The method used for remote validation should return Json result. The first parameter should be either boolean value or string. If boolean value is true it means that validation succeeded, however if false, then default validation message is shown. In case we want to use custom validation message, we should pass it as first parameter (and once we do so, it means that validation fails).

For the sake of an example, let’s ignore body of IsEmailUnique method. If we have unobtrusive validation on, we should be able to see that when we insert incorrect data, validation fails and nothing happens. However if we try turning javascript off in our browser and send invalid data or send a post using some web tool, we can see that we’ve cheated validation. What we should do now is validate data on the server’s side. It’s a little more complicated than with Data Validation, but it’s still pretty straightforward.

[HttpPost]
public ActionResult Save(Employee model)
{
	if (!IsEmailUnique(model.Name))
		ModelState.AddModelError("Email", 
			EmailUniquenessMessage);
	if (!ModelState.IsValid)
	{
		return View(model);
	}
	return RedirectToAction("Success", model);
}

Get rid of magic string

Everything works as it should, so we are happy. Aren’t we? I’m a great opponent of “magic strings” in code. And here we add a new one, so I’m not as happy as I’d like to be. “Email” is a name of property on our Employee model. Unfortunately there is no generic method (‘Why’, you asked? I don’t know. I even wrote an issue on asp.net community site. If you have an idea why, please, write a comment below this article). Worry not, for we can write it ourselves!

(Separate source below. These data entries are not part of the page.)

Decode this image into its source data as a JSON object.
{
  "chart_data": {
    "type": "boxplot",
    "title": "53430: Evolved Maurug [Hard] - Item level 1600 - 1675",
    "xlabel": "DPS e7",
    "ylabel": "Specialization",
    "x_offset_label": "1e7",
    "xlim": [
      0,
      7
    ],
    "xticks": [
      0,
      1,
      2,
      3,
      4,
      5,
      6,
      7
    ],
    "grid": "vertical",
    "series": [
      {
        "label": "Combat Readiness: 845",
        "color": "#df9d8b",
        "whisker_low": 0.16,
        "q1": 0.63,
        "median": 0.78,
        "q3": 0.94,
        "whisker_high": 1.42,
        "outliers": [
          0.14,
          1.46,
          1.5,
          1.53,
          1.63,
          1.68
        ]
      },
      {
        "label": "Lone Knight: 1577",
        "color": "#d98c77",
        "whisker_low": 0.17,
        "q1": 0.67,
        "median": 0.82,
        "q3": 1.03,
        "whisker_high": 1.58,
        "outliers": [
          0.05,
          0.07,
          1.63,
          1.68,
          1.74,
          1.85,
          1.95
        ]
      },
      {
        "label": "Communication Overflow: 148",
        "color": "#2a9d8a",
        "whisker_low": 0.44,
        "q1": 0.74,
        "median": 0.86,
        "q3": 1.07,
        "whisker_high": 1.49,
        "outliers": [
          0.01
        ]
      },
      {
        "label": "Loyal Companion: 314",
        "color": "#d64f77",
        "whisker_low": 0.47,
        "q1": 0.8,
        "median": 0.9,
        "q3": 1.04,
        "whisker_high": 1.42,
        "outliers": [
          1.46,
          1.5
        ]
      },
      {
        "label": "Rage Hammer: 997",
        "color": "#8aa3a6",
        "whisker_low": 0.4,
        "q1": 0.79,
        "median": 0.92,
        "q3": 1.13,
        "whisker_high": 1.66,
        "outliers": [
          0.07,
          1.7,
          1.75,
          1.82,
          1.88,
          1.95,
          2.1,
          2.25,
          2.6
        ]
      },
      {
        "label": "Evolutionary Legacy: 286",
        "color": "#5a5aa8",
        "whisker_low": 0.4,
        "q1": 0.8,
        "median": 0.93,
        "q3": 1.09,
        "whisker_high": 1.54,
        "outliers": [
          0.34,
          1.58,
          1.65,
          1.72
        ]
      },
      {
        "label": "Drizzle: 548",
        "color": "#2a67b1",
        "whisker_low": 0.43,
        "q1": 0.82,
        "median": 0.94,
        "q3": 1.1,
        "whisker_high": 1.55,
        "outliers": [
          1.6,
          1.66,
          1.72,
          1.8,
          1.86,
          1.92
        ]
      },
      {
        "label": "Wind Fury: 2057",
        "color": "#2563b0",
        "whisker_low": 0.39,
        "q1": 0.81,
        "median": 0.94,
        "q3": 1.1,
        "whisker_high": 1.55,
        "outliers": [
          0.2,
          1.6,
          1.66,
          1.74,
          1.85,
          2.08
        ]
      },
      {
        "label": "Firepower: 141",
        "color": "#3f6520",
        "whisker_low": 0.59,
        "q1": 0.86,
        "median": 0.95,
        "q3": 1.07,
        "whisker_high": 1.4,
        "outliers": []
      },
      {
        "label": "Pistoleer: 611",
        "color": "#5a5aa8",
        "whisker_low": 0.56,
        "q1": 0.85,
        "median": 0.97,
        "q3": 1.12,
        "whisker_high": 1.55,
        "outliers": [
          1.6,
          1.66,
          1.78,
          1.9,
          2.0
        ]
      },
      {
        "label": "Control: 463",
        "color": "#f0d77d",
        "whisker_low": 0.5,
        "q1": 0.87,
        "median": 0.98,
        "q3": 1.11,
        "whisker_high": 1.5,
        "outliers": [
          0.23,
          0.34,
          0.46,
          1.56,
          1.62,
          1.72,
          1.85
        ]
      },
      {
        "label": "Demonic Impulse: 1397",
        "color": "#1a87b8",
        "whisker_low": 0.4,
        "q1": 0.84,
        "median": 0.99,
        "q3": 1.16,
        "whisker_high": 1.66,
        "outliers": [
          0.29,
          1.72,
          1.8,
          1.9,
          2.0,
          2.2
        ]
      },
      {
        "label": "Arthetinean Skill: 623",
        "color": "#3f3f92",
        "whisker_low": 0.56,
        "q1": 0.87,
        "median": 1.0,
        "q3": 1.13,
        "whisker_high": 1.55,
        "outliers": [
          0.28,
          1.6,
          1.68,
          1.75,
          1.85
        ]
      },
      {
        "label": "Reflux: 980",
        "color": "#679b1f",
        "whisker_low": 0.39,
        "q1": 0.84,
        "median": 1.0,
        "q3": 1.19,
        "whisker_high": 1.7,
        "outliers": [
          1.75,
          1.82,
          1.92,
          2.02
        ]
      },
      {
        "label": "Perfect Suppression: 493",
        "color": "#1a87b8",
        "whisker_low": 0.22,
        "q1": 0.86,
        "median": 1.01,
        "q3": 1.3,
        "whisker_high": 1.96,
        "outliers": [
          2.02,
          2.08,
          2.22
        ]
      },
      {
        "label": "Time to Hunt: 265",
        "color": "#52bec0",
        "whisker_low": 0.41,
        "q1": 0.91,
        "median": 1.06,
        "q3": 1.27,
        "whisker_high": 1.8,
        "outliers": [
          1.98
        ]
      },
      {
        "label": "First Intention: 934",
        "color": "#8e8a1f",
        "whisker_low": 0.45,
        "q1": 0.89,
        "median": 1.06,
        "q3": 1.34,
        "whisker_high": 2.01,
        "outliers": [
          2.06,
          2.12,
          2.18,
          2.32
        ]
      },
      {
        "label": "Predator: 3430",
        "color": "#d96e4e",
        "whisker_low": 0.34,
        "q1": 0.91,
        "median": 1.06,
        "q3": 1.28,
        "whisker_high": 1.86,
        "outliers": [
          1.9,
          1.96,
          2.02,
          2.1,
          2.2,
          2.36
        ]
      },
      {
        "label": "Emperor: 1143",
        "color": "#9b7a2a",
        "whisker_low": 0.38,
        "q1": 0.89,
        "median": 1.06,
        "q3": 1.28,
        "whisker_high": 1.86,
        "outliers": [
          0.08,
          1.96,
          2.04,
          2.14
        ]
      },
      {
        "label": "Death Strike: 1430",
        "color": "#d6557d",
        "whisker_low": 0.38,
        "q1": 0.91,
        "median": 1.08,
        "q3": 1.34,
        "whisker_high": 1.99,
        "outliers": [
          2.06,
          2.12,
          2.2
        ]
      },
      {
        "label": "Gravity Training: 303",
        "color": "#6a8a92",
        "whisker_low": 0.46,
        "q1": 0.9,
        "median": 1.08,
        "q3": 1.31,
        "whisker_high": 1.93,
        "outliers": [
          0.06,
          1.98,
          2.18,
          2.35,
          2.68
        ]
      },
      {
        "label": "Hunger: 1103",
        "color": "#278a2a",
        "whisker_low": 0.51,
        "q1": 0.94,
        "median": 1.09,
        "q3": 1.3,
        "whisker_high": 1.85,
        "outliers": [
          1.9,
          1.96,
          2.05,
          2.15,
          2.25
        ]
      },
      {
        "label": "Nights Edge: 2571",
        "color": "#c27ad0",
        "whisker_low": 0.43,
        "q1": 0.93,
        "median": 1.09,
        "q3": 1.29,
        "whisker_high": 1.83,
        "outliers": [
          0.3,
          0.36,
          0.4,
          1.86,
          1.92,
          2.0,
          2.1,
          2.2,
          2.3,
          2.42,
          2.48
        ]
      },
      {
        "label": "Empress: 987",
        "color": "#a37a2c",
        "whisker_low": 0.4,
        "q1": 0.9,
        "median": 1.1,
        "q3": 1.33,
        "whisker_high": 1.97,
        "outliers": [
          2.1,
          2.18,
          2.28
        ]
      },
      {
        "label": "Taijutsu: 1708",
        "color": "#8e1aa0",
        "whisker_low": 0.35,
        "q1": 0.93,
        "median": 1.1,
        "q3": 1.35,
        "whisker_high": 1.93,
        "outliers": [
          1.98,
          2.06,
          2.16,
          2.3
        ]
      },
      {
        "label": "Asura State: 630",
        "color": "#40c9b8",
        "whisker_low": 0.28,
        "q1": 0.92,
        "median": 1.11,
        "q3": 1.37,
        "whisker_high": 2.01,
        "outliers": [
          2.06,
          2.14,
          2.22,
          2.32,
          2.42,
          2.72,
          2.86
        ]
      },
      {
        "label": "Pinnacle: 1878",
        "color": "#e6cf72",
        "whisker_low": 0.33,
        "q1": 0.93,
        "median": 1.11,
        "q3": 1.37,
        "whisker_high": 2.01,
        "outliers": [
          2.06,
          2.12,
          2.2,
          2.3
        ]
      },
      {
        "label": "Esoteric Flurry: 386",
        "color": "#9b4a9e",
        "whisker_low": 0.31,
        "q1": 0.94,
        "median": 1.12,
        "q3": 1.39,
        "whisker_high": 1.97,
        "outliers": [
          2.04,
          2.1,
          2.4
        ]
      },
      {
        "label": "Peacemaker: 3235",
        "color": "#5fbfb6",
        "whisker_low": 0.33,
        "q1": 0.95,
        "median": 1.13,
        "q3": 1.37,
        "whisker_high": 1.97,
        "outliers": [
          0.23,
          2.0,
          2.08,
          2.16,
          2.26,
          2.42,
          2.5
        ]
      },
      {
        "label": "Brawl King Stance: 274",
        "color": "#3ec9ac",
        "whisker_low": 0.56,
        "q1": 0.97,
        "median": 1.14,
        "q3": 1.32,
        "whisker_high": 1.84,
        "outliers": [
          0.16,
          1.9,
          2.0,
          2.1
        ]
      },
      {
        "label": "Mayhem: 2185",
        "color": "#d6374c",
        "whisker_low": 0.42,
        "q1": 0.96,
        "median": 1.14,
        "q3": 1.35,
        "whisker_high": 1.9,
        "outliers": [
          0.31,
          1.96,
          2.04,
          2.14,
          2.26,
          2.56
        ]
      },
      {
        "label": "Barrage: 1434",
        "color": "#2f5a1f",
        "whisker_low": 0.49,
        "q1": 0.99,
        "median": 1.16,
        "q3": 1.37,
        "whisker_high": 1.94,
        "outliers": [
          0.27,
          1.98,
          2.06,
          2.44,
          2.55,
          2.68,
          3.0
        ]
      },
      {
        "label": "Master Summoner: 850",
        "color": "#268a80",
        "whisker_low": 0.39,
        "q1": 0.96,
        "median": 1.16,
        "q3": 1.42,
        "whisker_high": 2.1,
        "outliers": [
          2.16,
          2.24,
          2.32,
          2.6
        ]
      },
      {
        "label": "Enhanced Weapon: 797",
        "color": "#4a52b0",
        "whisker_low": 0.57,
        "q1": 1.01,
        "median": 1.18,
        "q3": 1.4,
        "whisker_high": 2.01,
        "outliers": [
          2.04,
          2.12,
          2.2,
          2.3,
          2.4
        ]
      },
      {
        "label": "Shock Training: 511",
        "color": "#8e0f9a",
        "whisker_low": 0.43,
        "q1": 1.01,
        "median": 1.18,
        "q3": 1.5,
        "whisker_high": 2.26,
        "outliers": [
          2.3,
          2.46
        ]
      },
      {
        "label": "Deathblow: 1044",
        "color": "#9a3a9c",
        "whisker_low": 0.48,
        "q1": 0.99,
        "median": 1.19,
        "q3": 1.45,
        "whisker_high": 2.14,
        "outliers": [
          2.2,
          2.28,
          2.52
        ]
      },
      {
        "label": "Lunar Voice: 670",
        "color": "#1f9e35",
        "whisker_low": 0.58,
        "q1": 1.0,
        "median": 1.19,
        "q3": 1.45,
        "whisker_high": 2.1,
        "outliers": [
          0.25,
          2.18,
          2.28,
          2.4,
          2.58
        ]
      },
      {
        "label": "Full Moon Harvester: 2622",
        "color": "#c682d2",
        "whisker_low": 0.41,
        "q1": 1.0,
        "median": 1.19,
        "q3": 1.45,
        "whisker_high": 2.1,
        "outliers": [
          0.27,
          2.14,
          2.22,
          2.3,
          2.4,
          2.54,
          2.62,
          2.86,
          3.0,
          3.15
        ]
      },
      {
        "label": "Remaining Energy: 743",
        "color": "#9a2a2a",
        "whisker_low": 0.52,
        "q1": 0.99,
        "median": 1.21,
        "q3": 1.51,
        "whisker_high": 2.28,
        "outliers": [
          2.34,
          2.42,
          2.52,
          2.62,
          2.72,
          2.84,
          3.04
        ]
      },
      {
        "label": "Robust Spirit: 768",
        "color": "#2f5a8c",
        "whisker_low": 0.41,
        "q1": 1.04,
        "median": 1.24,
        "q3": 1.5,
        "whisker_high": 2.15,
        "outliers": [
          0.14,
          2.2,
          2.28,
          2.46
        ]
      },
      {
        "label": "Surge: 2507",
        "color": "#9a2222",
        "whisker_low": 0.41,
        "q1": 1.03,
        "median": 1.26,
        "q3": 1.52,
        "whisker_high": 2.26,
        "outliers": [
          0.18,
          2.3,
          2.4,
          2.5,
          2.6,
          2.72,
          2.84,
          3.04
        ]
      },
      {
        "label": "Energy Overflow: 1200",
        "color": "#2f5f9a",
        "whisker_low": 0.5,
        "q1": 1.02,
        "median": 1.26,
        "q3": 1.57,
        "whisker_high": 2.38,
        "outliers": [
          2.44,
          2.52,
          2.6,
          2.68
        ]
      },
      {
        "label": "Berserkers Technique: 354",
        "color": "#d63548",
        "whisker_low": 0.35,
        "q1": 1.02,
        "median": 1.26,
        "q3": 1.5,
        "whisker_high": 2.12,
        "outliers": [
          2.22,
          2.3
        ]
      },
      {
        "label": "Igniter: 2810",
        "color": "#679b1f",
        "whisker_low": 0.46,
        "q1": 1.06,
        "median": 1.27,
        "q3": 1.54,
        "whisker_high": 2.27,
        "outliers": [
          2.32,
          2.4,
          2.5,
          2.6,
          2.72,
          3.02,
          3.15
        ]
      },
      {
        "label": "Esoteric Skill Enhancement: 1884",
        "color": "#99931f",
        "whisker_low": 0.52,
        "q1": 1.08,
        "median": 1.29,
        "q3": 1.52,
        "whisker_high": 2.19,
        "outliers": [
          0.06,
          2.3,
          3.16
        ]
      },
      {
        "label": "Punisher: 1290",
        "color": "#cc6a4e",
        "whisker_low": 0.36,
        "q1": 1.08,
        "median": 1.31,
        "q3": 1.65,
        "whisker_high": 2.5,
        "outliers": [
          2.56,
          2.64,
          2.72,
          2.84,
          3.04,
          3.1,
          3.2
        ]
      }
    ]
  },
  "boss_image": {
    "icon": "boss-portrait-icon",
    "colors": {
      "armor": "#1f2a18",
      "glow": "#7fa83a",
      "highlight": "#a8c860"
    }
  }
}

public static void AddModelError<TModel>(
	this ModelStateDictionary state,
	Expression<Func<TModel, string>> expression,
	string message)
{
	var fieldName = ExpressionHelper
						.GetExpressionText(expression);
	state.AddModelError(fieldName, message);
}

This extension does the job. Let’s see how it works.

[HttpPost]
public ActionResult Index(Employee model)
{
	if (IsEmailUnique(model.Name))
		ModelState.AddModelError<Employee>(x => x.Email, 
					EmailUniquenessMessage);
	if (!ModelState.IsValid)
	{
		return View(model);
	}
	return RedirectToAction("Success", model);
}

Now, that’s a sight for sore eyes ;-) ! Do you have any suggestions about this solution? Or maybe you have implemented this solution yourself before? If so, please share your thoughts below.

  • http://www.facebook.com/maciej.panecki Maciej Panecki

    One note thou, when remote validation is pending, by default jQuery validation sets “isValid” state for that field to “true”, so form submitting will not be postponed and it will/can be submitted before ajax call will return proper validation value.

  • http://blog.goyello.com Paweł Olesiejuk

     True, but we are protected from it by server side validation on controller action.